22 April 2020
PSA Group is looking into revising the terms of its merger with Fiat Chrysler Automobiles (FCA).
As part of their binding agreement signed last December, both PSA and FCA agreed to pay shareholders an ordinary dividend of €1.1 billion. But with the coronavirus (COVID-19) crisis preventing the production and registration of vehicles, the companies’ share prices have almost halved in value.

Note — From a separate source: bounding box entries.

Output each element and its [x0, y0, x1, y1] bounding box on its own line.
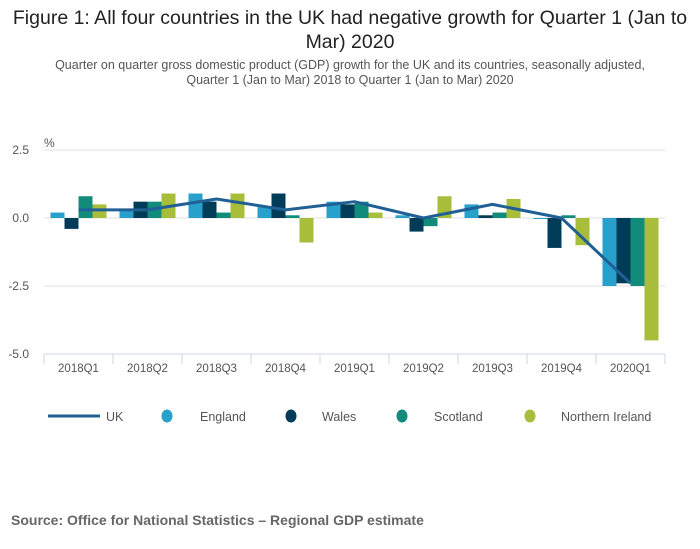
bar-wales — [340, 204, 355, 218]
subtitle-line-2: Quarter 1 (Jan to Mar) 2018 to Quarter 1… — [186, 73, 514, 87]
legend-marker-england[interactable] — [161, 409, 173, 423]
bar-wales — [547, 218, 562, 248]
x-tick-label: 2019Q2 — [403, 363, 444, 375]
bar-scotland — [630, 218, 645, 286]
bars — [50, 193, 659, 341]
bar-england — [602, 218, 617, 286]
bar-northern-ireland — [230, 193, 245, 218]
x-tick-label: 2018Q2 — [127, 363, 168, 375]
x-tick-label: 2019Q1 — [334, 363, 375, 375]
legend-label-uk[interactable]: UK — [106, 410, 124, 424]
source-note: Source: Office for National Statistics –… — [11, 512, 424, 528]
bar-wales — [616, 218, 631, 284]
chart-subtitle: Quarter on quarter gross domestic produc… — [0, 58, 700, 88]
bar-scotland — [423, 218, 438, 227]
bar-northern-ireland — [644, 218, 659, 341]
x-tick-label: 2019Q4 — [541, 363, 583, 375]
x-tick-label: 2020Q1 — [610, 363, 651, 375]
chart-title: Figure 1: All four countries in the UK h… — [12, 7, 688, 53]
legend-marker-northern-ireland[interactable] — [524, 409, 536, 423]
legend-label-northern-ireland[interactable]: Northern Ireland — [561, 410, 651, 424]
bar-england — [395, 215, 410, 218]
uk-line — [78, 197, 632, 285]
line-uk — [78, 197, 632, 285]
bar-scotland — [354, 201, 369, 218]
y-axis-ticks: 2.5 0.0 -2.5 -5.0 — [8, 143, 29, 361]
legend-marker-wales[interactable] — [285, 409, 297, 423]
bar-northern-ireland — [575, 218, 590, 246]
bar-england — [257, 207, 272, 218]
bar-england — [188, 193, 203, 218]
legend-marker-scotland[interactable] — [396, 409, 408, 423]
y-tick-label: -2.5 — [8, 279, 29, 293]
y-tick-label: 0.0 — [12, 211, 29, 225]
bar-wales — [478, 215, 493, 218]
bar-wales — [64, 218, 79, 229]
bar-wales — [271, 193, 286, 218]
bar-scotland — [216, 212, 231, 218]
bar-scotland — [78, 196, 93, 218]
bar-scotland — [561, 215, 576, 218]
bar-wales — [202, 201, 217, 218]
x-tick-label: 2018Q4 — [265, 363, 307, 375]
y-axis-label: % — [44, 136, 55, 150]
x-axis: 2018Q1 2018Q2 2018Q3 2018Q4 2019Q1 2019Q2 2019… — [43, 353, 666, 375]
bar-england — [119, 209, 134, 218]
bar-scotland — [285, 215, 300, 218]
x-tick-label: 2019Q3 — [472, 363, 513, 375]
subtitle-line-1: Quarter on quarter gross domestic produc… — [55, 58, 645, 72]
bar-england — [533, 218, 548, 219]
bar-northern-ireland — [299, 218, 314, 243]
legend-label-scotland[interactable]: Scotland — [434, 410, 483, 424]
y-tick-label: -5.0 — [8, 347, 29, 361]
legend-label-england[interactable]: England — [200, 410, 246, 424]
legend-label-wales[interactable]: Wales — [322, 410, 356, 424]
bar-england — [50, 212, 65, 218]
bar-scotland — [492, 212, 507, 218]
bar-wales — [409, 218, 424, 232]
x-tick-label: 2018Q1 — [58, 363, 99, 375]
bar-northern-ireland — [368, 212, 383, 218]
legend: UK England Wales Scotland Northern Ireland — [48, 409, 651, 424]
y-tick-label: 2.5 — [12, 143, 29, 157]
x-tick-label: 2018Q3 — [196, 363, 237, 375]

Speaking on the payout plans, Philippe de Rovira, PSA’s chief financial officer, stated there had been no final decision. On a call with analysts, De Rovira said it ‘remains an open question’, and that both PSA and FCA would have to agree to any change as specified in the merger deal. He added that PSA has not made any comment on the financial terms of the agreement.
PSA is also looking to avoid state aid to keep the merger on track. Any changes to planned playouts could complicate the merger. De Rovira said ‘we have not taken any loan guaranteed by any state’. He hopes that this will allow the company to be as free as possible from public dependence.
CEO Carlos Tavares recently said that both sides are now moving quickly to close the merger, which is hoped to complete by next spring.
PSA’s revenue fell by 16% to €15.2 billion in the first quarter compared with €18 billion in 2019. Automotive division revenue amounted to €11.9 billion, down 15.7% compared to the first three months of 2019. FCA’s Q1 figures will be released on 5 May.
At the release of the group’s Q1 figures, De Rovira, explained that the worst-case scenario for the company would be a 50% drop in revenue this year if no sales were made for three months and pick-up was slow. He went on to outline the cost-cutting measures the manufacturer is employing to combat the effects of COVID-19.
The carmaker reduced the number of temporary workers from 7,000 at the end of February to 700 at the end of March. Marketing spend has been slashed by 90%, with only online advertising remaining. Tax payments have dropped by 78% and research and development spending has been whittled down.
‘Having secured its liquidity and drastically cut its costs, the group now fully focuses on preparing the rebound in a chaotic economic environment,’ he said.
PSA's Q1 deliveries suffered more than some other manufacturers like BMW, who delivered over 477,000 vehicles across its brands in the first three months of 2020. This still represented a 20.6% drop for the German carmaker, compared to the first quarter of 2019. PSA's sales also suffered more than overall European sales figures in March and Q1 given their exposure to the French market.
Automotive partnerships were coming under increased strain, even before COVID-19 sunk its teeth into the industry. In December last year, Daimler and BMW pulled the Share Now mobility service out of three European locations as well as the US. This move came under a year after the two carmakers merged their car2go and DriveNow businesses in February 2019.
Renault and Nissan’s partnership suffered several trials including the arrest and subqequent escape of Nissan chairman and Renault CEO, Carlos Ghosn. With FCA also extending an offer of a friendly merger to Renault in early 2019, its relationship with Nissan came under considerable strain.
If PSA and FCA successfully pull off their merger, they will become the world’s fourth-largest automotive company based on 2019 volumes. But if the deal succumbs to the pressure of a global marketplace weighed down by COVID-19, this could be another partnership destined for the scrap heap.